When worn over a period of time, these styles will attract dirt and debris which will mix with your scalp’s natural oils and cause buildup on your hair and scalp. This buildup can clog hair follicles and prevent healthy hair growth, which would defeat the purpose of wearing the protective style.
Some people shy away from washing protective styles in fear that they may damage the style. But, in the long run, a clean scalp is more beneficial to overall hair health than an itchy – most likely smelly – scalp that can result in long term damage.
So keep in mind that while wearing protective styles, washing your hair during the duration of wearing the style helps to keep your hair and scalp healthy.
The key to washing extension styles is not to wait until the last minute to do so. The longer dirt and debris sits and collects on hair, the harder it is to remove without disturbing the braids or twists. And when braids or twist styles are finally taken down, the built up dirt and debris can get matted into new growth making it difficult to detangle and cause breakage. Again, this will defeat the purpose of wearing a protective style.
Twists and braids can be washed without being taken down. By gently pouring water over the twists/briads over a sink or using the shower head on a low stream to wet hair. Next, shampoo can be applied, lathered and the scalp can be massaged with the palms of your fingers to cleanse.

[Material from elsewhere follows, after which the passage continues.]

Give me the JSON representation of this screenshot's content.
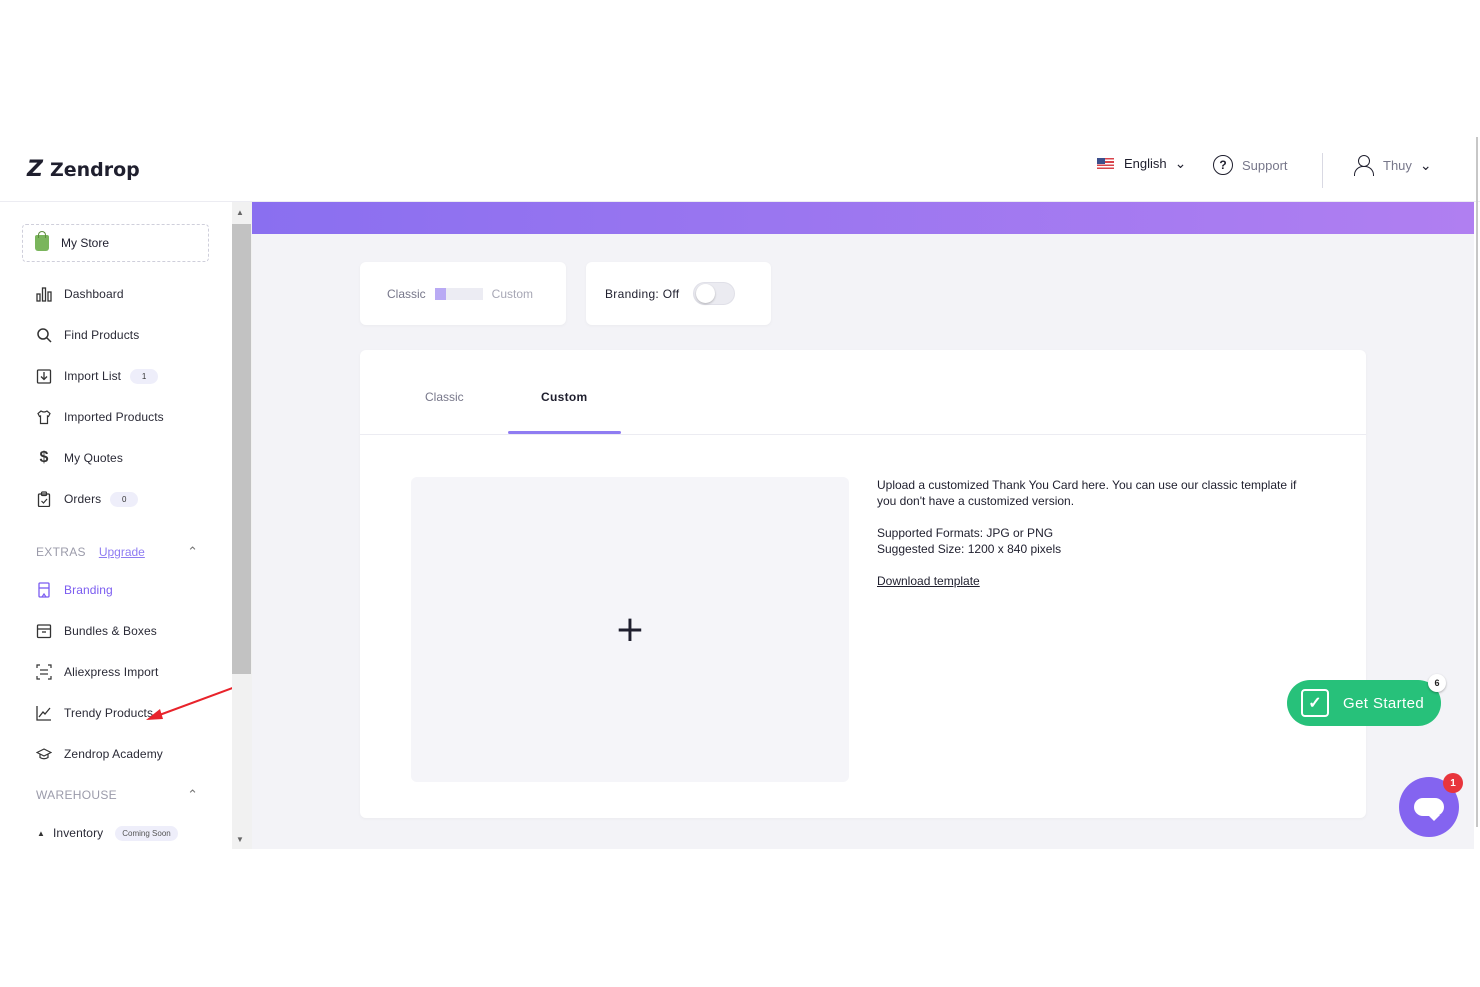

The suds from the shampoo can be gently squeezed down the length of the twists or braids from root to ends, then the hair can be rinsed by the same method it was wet. After washing, gently blot excess water so it wont be dripping wet, and if possible let your hair air dry. If it is not possible to air dry, use a hooded dryer or handheld dryer with a diffuser attachment on low heat.
Also after washing, apply a little oil or pomade to your hair and scalp while still damp to seal in the moisture from the water. To smooth down frizziness that may occur during washing and drying, cover the twists/braids with a silk or satin scarf or cap until hair is fully dry.
Updos created with twists or braids can be taken down, but the braids or twists do not need to be unraveled to be washed and once dry they can be put back into the updo. Updos created with loose hair must be taken down and redone after washing, and therefore can not be worn as long as those created with braids or twists.
Also, be sure that when wearing updos that they are not done so tight that they pull and cause stress on your hairline/edges which can result in permanent hair loss.
As far as daily maintenance, protective styles are fairly easy to take care of. Cover your protective style at night with a silk or satin scarf and/or sleep on a silk or satin pillow case. Scalp massages can be done during the week with natural oils in between washing as well.
All in all, to get the full benefits of wearing protective styles such as less stress on hair strands, and length retention, be sure to keep your hair and scalp clean, and make sure styles are not too tight, causing stress around your hairline.